Developmental Order of Speech Sounds

Children should be able to produce all the sounds they need to communicate effectively by 8 years of age or at around 3rd grade.  There is no “set-rule” as to when a child can produce various sounds.  There are exceptions, for example, some children may produce “later” sounds at an early age or “early” sounds at a later age. Most children learn to produce the various sounds, but they may not produce them in the suggested developmental order.   

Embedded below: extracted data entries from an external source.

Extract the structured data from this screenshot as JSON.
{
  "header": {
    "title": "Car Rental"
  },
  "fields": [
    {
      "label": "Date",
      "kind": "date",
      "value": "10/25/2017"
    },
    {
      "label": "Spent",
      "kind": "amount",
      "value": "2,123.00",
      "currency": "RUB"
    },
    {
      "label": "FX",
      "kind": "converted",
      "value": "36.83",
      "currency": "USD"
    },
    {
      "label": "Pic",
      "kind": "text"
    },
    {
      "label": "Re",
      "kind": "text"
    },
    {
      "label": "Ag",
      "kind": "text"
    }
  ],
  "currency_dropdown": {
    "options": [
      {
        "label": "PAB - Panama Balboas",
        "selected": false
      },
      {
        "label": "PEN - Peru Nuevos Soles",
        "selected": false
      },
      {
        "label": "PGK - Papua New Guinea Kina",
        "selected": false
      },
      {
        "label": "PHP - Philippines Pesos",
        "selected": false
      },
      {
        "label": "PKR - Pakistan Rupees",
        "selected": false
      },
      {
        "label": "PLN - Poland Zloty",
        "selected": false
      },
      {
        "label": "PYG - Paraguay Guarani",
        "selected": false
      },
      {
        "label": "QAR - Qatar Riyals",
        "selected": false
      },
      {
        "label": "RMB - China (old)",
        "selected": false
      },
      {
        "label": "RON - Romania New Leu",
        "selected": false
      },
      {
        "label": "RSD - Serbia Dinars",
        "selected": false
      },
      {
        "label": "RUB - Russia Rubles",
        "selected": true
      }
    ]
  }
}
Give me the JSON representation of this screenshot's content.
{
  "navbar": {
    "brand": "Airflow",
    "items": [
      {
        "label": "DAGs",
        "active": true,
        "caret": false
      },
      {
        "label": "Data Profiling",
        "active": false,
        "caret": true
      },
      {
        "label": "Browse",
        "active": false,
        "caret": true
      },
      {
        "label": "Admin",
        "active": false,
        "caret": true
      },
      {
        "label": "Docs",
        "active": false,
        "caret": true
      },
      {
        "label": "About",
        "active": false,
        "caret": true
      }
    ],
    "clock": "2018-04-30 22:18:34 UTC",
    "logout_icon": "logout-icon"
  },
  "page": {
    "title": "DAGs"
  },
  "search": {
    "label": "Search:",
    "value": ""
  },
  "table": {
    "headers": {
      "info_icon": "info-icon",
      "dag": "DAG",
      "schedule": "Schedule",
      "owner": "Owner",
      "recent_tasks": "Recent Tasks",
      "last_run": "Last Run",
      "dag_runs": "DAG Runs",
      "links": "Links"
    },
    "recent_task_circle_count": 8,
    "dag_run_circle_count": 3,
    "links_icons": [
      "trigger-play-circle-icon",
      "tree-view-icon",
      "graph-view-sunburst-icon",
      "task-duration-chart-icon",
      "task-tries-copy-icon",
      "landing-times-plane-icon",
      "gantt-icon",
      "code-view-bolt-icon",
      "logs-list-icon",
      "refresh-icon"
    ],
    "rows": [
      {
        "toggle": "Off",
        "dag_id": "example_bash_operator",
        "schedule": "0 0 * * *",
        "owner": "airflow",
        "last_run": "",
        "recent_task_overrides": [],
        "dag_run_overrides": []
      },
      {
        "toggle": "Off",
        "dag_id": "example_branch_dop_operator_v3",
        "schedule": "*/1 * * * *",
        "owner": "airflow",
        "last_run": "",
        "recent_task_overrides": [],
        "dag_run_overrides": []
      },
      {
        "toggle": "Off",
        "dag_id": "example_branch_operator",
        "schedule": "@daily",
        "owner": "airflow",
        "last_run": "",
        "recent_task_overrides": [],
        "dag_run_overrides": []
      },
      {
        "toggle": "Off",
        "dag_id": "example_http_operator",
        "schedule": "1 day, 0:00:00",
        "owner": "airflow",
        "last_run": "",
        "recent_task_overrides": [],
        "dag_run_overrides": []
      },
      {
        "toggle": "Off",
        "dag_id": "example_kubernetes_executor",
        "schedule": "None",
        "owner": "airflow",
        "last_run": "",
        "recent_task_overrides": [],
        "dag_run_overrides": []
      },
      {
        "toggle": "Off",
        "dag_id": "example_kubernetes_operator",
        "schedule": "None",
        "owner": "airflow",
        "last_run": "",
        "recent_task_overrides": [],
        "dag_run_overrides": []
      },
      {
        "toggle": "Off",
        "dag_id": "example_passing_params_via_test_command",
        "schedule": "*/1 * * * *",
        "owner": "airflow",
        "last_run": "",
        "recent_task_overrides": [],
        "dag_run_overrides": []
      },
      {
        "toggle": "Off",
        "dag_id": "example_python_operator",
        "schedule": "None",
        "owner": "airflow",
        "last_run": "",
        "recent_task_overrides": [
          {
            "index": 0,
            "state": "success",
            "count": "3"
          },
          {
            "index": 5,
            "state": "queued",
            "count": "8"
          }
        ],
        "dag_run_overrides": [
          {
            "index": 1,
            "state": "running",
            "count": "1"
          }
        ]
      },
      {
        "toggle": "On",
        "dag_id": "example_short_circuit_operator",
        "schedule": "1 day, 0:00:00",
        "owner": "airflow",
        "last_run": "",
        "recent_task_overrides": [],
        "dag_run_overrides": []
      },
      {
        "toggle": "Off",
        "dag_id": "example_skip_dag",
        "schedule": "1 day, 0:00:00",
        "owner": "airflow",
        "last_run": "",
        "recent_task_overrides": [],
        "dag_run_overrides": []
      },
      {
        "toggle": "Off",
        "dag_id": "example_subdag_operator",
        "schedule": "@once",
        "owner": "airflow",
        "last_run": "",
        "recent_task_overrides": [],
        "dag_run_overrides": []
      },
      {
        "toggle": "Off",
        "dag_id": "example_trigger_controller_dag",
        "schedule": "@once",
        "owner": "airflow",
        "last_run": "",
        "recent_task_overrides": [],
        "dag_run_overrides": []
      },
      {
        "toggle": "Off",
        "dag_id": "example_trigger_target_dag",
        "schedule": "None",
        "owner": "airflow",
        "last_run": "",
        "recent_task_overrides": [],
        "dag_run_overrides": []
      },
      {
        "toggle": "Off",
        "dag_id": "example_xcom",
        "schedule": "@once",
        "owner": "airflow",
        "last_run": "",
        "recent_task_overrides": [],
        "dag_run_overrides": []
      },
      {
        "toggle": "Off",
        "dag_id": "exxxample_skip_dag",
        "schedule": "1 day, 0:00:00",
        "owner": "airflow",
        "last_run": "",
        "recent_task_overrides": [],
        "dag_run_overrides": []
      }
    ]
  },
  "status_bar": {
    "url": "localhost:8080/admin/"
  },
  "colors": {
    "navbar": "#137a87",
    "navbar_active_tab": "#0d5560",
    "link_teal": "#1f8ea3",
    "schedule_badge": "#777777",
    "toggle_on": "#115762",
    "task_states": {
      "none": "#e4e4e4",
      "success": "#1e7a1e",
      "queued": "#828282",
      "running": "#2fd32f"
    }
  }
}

Speech-language pathologists (SLP) in the district are available to answer questions, evaluate and provide therapy to those who qualify under MN State criteria for children from birth to graduation. Most SLPs have a Master’s Degree plus national certification from the American Speech-Language-Hearing Association. 

If your child does qualify for speech and language therapy a plan will be written with specific goals and objectives that will address your child’s needs. These communication skills may be taught in several ways - drill and practice, play interactions, communication classes, through literacy, conversation or with the assistance of communication devices. Session length and frequency varies depending on age and the nature and severity of the disorder. 

If you have specific concerns regarding your child, talk to your child’s teacher to see if their speech and language patterns are interfering with communication at school. If so, a referral may be made for an assessment by an Speech-Language Pathogist.